Attualmente è presente un importante canale depressionario sull’Europa Centrale, il freddo resta comunque confinato maggiormente oltre le Alpi, mentre sull’Italia il tempo sarà perturbato, con temperature rigide ma non gelide.
Il debole cuscino d’aria nella Pianura Padana
Tra lunedì 19 e venerdì 23 gennaio, una massa d’aria più fresca riuscirà a scivolare all’interno del bacino padano. Questo fenomeno potrà verificarsi grazie a un temporaneo richiamo di correnti orientali, innescato dalla posizione di una depressione situata sul Sud Italia, la stessa che sta portando maltempo estremo nelle regioni meridionali.
Non stiamo parlando di un’ondata di gelo siberiano o di condizioni climatiche estremamente fredde, ma di un raffreddamento bastevole a mantenere i valori termici leggermente al di sotto della media stagionale, sotto zero nelle ore notturne.
Le perturbazioni in arrivo e il limite delle nevicate
Questo accumulo di aria fredda, per quanto limitato, potrebbe risultare decisivo nella fase successiva. Tra il 23 e il 26 gennaio, diverse perturbazioni atlantiche raggiungeranno con estrema probabilità il Nord Italia.
L’incontro tra l’aria umida legata ai sistemi depressionari e il freddo ancora presente negli strati bassi del catino padano potrebbe favorire la comparsa di neve a quote collinari, e localmente anche in pianura, specialmente nelle aree del Nord-Ovest, della Lombardia e dell’Emilia. Tuttavia, mancano le basi per assistere a imbiancate consistenti che possano ricordare le grandi nevicate di qualche decennio fa.
Anche guardando le proiezioni a lungo raggio, verso la fine del mese, si nota come il freddo più intenso tenda ad ampliarsi in Europa e nell’area euro-atlantica, evitando però l’Italia, dove continuerà a dominare il maltempo a più riprese.
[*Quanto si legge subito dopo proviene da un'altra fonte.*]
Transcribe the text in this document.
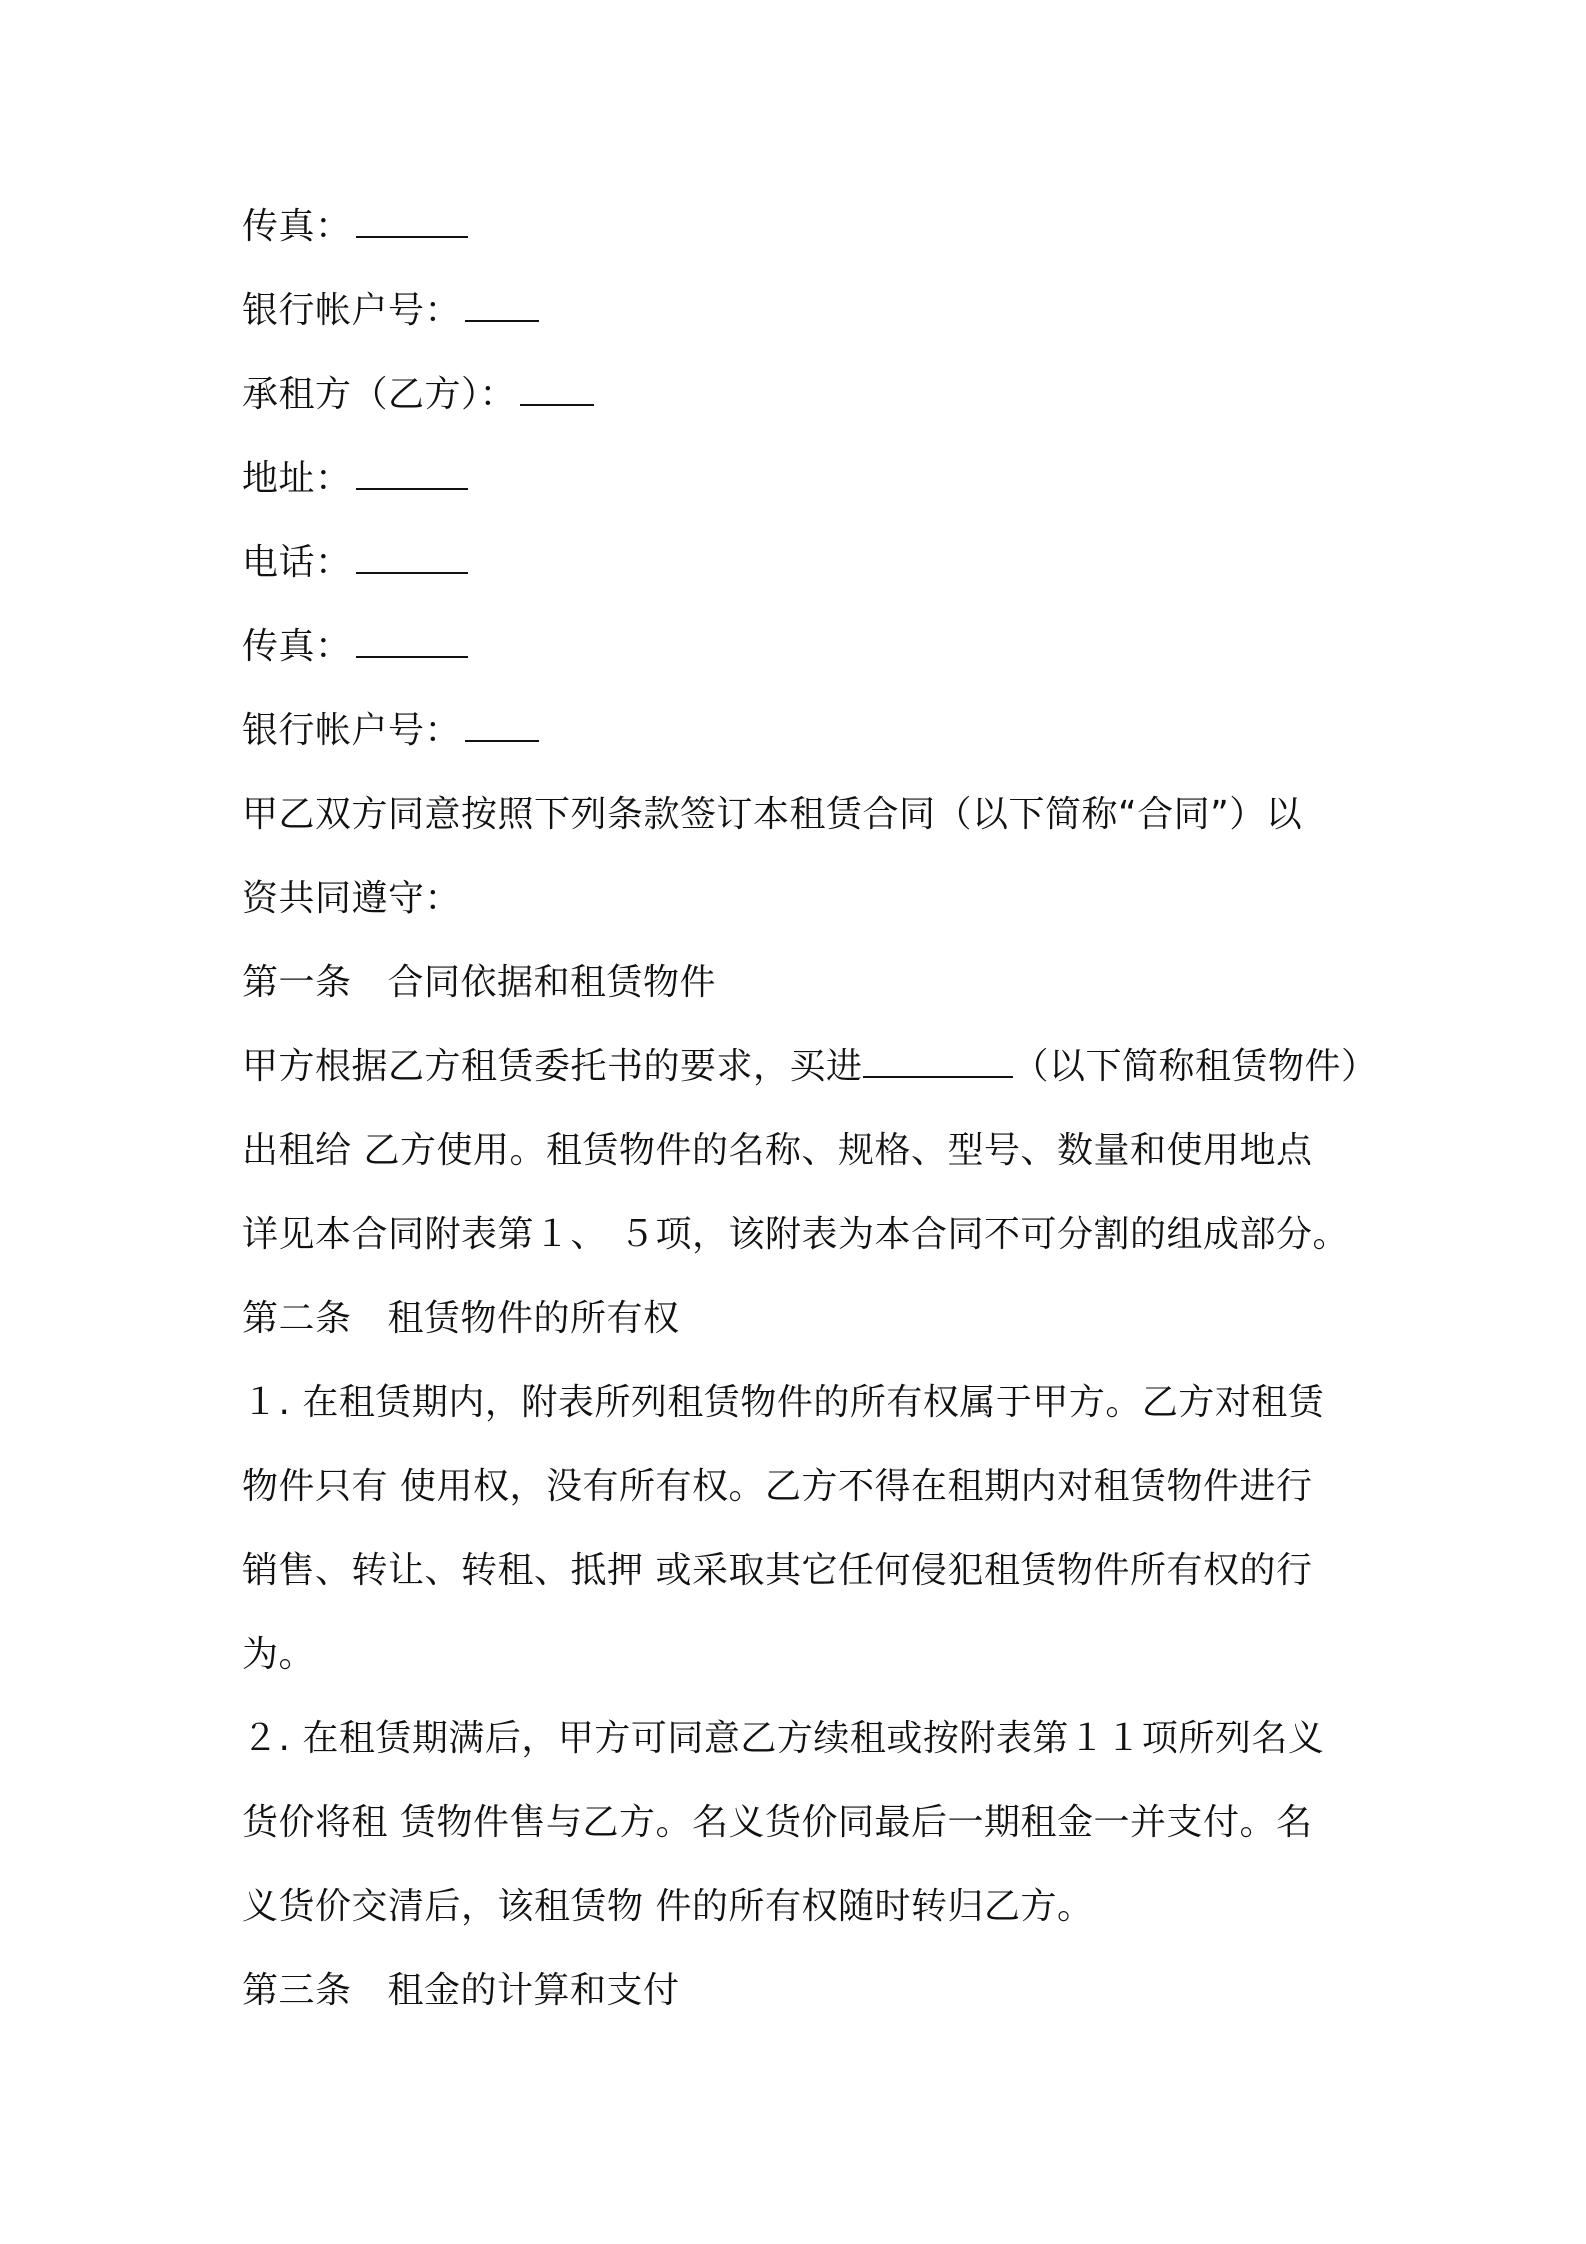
传真：
银行帐户号：
承租方（乙方）：
地址：
电话：
传真：
银行帐户号：
甲乙双方同意按照下列条款签订本租赁合同（以下简称“合同”）以
资共同遵守：
第一条 合同依据和租赁物件
甲方根据乙方租赁委托书的要求，买进	（以下简称租赁物件）
出租给 乙方使用。租赁物件的名称、规格、型号、数量和使用地点
详见本合同附表第１、 ５项，该附表为本合同不可分割的组成部分。
第二条 租赁物件的所有权
１. 在租赁期内，附表所列租赁物件的所有权属于甲方。乙方对租赁
物件只有 使用权，没有所有权。乙方不得在租期内对租赁物件进行
销售、转让、转租、抵押 或采取其它任何侵犯租赁物件所有权的行
为。
２. 在租赁期满后，甲方可同意乙方续租或按附表第１１项所列名义
货价将租 赁物件售与乙方。名义货价同最后一期租金一并支付。名
义货价交清后，该租赁物 件的所有权随时转归乙方。
第三条 租金的计算和支付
Forti nevicate sulle Alpi, possibili in pianura
Tutti i principali centri di calcolo concordano su un punto, vivremo una fase governata dalle correnti occidentali. Questo si tradurrà certamente in molta neve sulle Alpi e sugli Appennini, ma non in un clima particolarmente crudo nelle zone pianeggianti. La Valle Padana, che storicamente riusciva ad accogliere la Dama Bianca con facilità, avrà la possibilità di vedere neve ma non in modo abbondante e diffuso, su gran parte del suo bacino prevarrà la pioggia anziché un manto candido.
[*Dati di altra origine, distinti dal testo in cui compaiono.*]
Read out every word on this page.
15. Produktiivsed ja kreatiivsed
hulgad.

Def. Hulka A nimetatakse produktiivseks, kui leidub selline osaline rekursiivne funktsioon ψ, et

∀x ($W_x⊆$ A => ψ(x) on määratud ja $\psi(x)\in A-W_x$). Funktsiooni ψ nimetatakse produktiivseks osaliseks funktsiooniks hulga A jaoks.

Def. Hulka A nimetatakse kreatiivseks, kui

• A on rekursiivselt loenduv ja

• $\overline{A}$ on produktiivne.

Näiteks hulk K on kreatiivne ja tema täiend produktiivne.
Le precipitazioni saranno abbondanti su tutto il territorio nazionale nei prossimi dieci giorni, ma il limite delle nevicate , a parte le eccezioni padane, rimarrà confinato alle quote montane. Lungo la penisola, per osservare veri accumuli al suolo sarà necessario salire almeno sopra i 700 metri o i 1000 metri di altitudine.